La instalación de Arturo Duclos en Casas de Lo Matta proviene de una tradición con más de 100 años de trayectoria. Es uno de los rostros del modernismo, de larga vida en nuestra era. También puede ser comprendido como lo que se denominó “arte comprometido”, para apoyar explícitamente, con pretensión moral, una determinada finalidad con fines públicos. No es solo un comentario sobre la cotidianidad. Generalmente afinca en apelación a favorecer la superación a veces apocalíptica de sistemas de vida contemporáneos. En su versión muchas veces servil, ha sido parte de la “tentación totalitaria”. El fervor moral no comenzó con las vanguardias. Para el arte lo anunció Schiller en 1784 en un célebre texto, si bien él no podía sospechar las consecuencias que derivarían del empleo no meditado de este principio. En el siglo XX caracterizó por un momento a Heidegger y, más persistentemente, a Neruda, al menos de la boca para afuera.
El contenido no estético latente en la obra de arte no es nada nuevo en sí. Basta con mirar a Esquilo o Sófocles.
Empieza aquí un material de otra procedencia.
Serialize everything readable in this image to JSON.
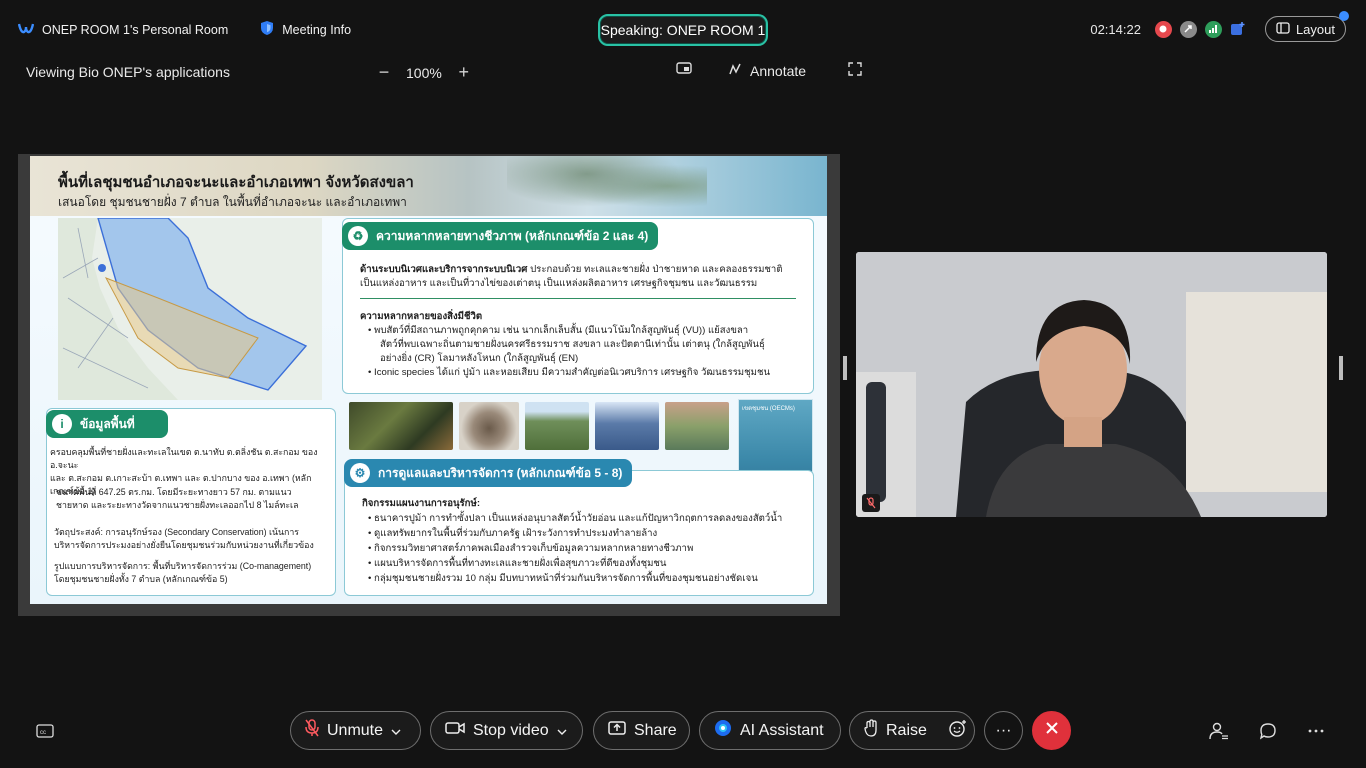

Lo que sí surge de nuestra era es que se transforma en demanda explícita en identificarse con una persuasión que al final destruye la misma posibilidad del arte. Es aquello del fin del arte. Si para precaverse de estas consecuencias censuramos al arte, se abre paso a un resultado bastante conocido: el que conduce a moros y cristianos a perseguir toda manifestación que no sea la adoración de un poder intramundano, y se termina al final en lo mismo: en 1984 no hay arte.
La experiencia estética en cualquiera de sus vertientes posee un aliento de la aventura espiritual, es como la comunicación entre lo que existe y lo que está más allá de la existencia. Sin embargo, en ciertas vertientes del modernismo, como en la exhibición de marras, apunta a algo palpable: el orden social y político de nuestra era. Como parte de la vida espiritual y estética de los herederos de las vanguardias, añade a nuestro patrimonio. Si se demanda que la realidad responda al llamado de este arte, nos lleva al terreno de la organización humana y termina siendo banal.
Si uno toma en serio las leyendas que acompañan a la exhibición —y no hay razón para no hacerlo—, vemos que a nosotros, al país en concreto, se le pone una exigencia imposible de cumplir: “...una gran desazón y división social que arrastramos hasta la actualidad, sin poder remontar en un proyecto de recomposición como sociedad (…) sino problemas profundos de frustración, intolerancia, miedo y deshumanización, que nos ha llevado a un desmembramiento social por el escaso espesor cultural que hemos podido desarrollar como sociedad para enmendar ese camino”. Viene a ser una demanda por abolir la imperfección del ser humano, como si ello fuera posible sin destruir el mismo arte. Este, como la religión, existe precisamente para colmar simbólicamente la incompletitud en que consistimos.
Y otro aspecto no menos fundamental. En el arte, el modernismo y las vanguardias han existido porque surgieron directa o indirectamente gracias a una civilización que alumbró al moderno Estado de derecho —con todas las imperfecciones que se quiera—, y que no podrá sobrevivir sin ese contexto. La crítica sin cuartel a este orden cercena su propia base. Se repite el dilema de quién cuida al cuidador: ¿Quién critica al crítico? Un pensamiento que —salvo tautologías absurdas, como el llamado “pensamiento crítico”— sabe que debe acompañar amando y adoptando, con distancia y proximidad, al mundo del arte. A este, en la modernidad, le ha sido imprescindible el comentario, que es la discusión sobre el alcance de este, incluso más allá de la obra de arte.